気象庁のホームページ (http://www.jma.go.jp/jma/kishou/minkan/yohoushi.html)
 気象予報士制度は、気象業務法の改正によって平成6年度から導入された制度です。
 この制度は、防災情報と密接な関係を持つ気象情報が、不適切に流されることにより、社会に混乱を引き起こすことのないよう、気象庁から提供される数値予報資料等高度な予測データを、適切に利用できる技術者を確保することを目的として、創設されたものです。
 予報業務を行う事業者は、現象の予想を気象予報士に行わせることを義務づけられています。

(一社)日本気象予報士会ホームページ (http://www.yoho.jp/)
1993年5月に気象業務法が改正されて、予報業務の許可事業者(民間気象会社)は気象予報士に現象の予想を行わせなければならないことになり、それを受けて、国家資格である気象予報士制度が誕生しました。そして気象予報士は、気象庁から提供される高度で様々な気象データーを総合的に判断して自ら責任を持って、的確に気象予報を行うことが出来る気象のスペシャリストです。

【エムズの片割れより】
wikiにはこうありますね。「放送(テレビ・ラジオ)  気象情報番組や報道番組内の天気コーナーなどで定期的に放送を行う。取り扱う番組によって、気象庁発表のものをそのまま流用するもの、各社局が契約した気象業務許可事業者の天気情報を使用するもの、専属の気象予報士が提供情報を基に独自に加工するものがある。
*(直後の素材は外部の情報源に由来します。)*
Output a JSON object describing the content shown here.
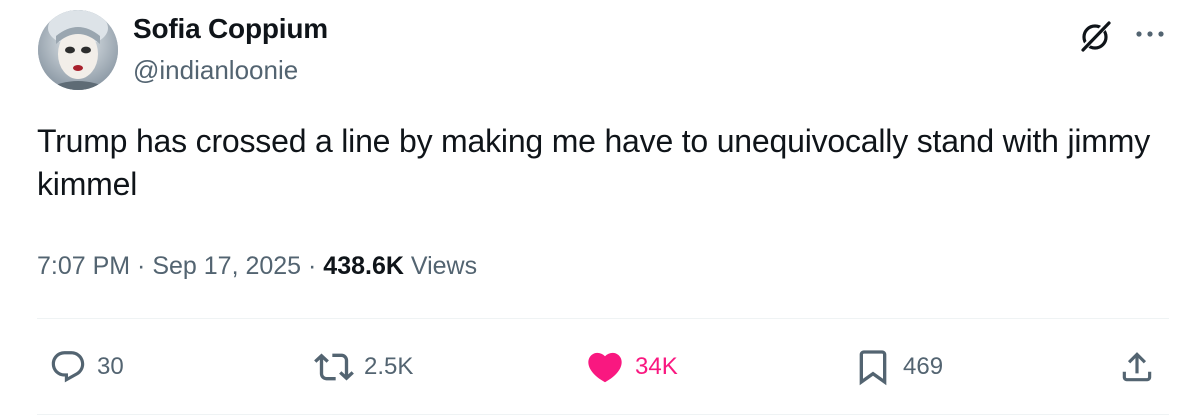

」
一方、気象庁は国交省の外局であり、「気象業務法」という法律のもとで、予報を行っていることを考えると、やはり気象庁の予報は重い・・・

投稿: 気象予報士とは? | 2015年2月 9日 (月) 12:07

http://bylines.news.yahoo.co.jp/katayamayukiko/20150213-00043008/
ここにある予報の検証結果で見ても、結構的中率が低いですね・・・

去年の記録的大雪もそうですが、一昨年の成人の日の大雪も覚えていますね。
始めは雨でしたが、午前11時ごろからいきなり雪に変わっていき、積もりだしたのに驚きました。
後で知ったのですが、原因は台風から変わった温帯低気圧でした。
低気圧自体は変わらないのですが、台風の名残なので水蒸気の量が通常よりも多く、
その低気圧が急発達して「爆弾低気圧」になったのが大雪をもたらしたそうです。

予報の精度は日進月歩ですが、やはり最後には自分で考えて行動することが第一なんでしょうね・・・

【エムズの片割れより】
面白い記事(データ)の紹介、ありがとうございます。記事で紹介したいと思います。